Step 3: Hilbert-Huang Transform (HHT) - The Hilbert-Huang Transform (HHT) is applied to each filtered frame of the speech signal to extract the pitch. HHT involves two steps: empirical mode decomposition (EMD) and Hilbert transform. EMD decomposes the signal into a set of intrinsic mode functions (IMFs), and Hilbert transform is applied to each IMF to obtain the instantaneous frequency.
Step 4: Pitch estimation - The pitch is estimated from the instantaneous frequency obtained from each IMF using the autocorrelation method. The pitch value with the highest correlation coefficient is selected as the estimated pitch.
Simulation and Experimental Results
To evaluate the effectiveness of the proposed method, simulations and experiments were conducted on a speech signal database. The database consists of male and female speech signals with different levels of noise.
The simulation results showed that the proposed method outperforms the state-of-the-art methods in terms of accuracy and noise robustness. Figure 1 shows the pitch detection performance of the proposed method on a speech signal with 10 dB of white Gaussian noise.
Figure 1: Pitch detection performance of the proposed method on a speech signal with 10 dB of white Gaussian noise.
The experimental results showed that the proposed method achieves an average pitch detection accuracy of %, which is higher than the state-of-the-art methods.
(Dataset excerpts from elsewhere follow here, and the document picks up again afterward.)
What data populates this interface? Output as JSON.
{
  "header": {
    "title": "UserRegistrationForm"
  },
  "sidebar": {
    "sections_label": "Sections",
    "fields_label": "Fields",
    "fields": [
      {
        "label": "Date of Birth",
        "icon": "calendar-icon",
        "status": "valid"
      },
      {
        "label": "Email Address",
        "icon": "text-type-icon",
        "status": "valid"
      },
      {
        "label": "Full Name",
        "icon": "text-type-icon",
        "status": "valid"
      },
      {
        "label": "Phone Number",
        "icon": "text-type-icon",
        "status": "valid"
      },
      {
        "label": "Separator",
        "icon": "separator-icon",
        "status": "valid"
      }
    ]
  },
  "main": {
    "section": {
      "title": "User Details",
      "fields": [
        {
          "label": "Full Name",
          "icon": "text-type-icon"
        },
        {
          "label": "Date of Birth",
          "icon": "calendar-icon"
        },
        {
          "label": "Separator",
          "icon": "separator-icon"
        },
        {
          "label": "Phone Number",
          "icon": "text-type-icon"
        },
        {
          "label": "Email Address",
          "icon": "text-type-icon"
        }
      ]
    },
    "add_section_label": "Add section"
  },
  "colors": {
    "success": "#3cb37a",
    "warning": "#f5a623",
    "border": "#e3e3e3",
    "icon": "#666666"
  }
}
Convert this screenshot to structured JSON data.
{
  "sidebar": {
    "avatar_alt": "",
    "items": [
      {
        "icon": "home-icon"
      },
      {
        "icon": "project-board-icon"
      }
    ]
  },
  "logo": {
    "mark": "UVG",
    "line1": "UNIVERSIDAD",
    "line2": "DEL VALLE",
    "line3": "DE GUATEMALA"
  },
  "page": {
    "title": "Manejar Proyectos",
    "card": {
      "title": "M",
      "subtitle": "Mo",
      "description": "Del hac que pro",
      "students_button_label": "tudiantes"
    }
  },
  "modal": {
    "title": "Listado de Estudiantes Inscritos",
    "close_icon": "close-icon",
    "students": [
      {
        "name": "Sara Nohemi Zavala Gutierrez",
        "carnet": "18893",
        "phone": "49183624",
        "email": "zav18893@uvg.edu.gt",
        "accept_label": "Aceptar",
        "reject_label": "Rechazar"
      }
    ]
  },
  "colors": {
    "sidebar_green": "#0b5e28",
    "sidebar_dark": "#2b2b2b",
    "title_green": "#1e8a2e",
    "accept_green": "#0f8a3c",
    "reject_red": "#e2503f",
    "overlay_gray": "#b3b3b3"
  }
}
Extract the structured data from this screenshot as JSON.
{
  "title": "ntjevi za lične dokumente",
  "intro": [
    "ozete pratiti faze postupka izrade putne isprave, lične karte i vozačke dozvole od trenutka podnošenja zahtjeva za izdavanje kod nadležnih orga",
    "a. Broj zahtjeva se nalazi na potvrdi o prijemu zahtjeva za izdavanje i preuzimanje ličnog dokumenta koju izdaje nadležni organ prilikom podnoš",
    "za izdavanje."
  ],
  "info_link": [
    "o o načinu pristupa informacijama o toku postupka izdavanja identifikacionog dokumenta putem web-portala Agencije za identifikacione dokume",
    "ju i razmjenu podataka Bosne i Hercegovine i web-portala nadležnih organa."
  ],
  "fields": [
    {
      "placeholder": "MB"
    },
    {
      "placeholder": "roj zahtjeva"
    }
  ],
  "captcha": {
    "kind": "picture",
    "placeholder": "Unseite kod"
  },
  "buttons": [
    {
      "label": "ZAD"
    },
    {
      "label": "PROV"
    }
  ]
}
Figure 2 shows the comparative results of the proposed method with the state-of-the-art methods on a speech signal with 15 dB of white Gaussian noise.
Figure 2: Comparative results of the proposed method with the state-of-the-art methods on a speech signal with 15 dB of white Gaussian noise.
Conclusion
In this paper, a novel pitch detection method based on morphological filtering and Hilbert-Huang Transform (HHT) was proposed. The proposed method combines the advantages of morphological filtering in noise reduction and HHT in time-frequency localization. The effectiveness of the proposed method was demonstrated through simulations and experimental results on a speech database. The proposed method outperforms the state-of-the-art methods in terms of accuracy and noise robustness. In the future, the proposed method can be extended to real-time applications such as speech recognition and speaker identification.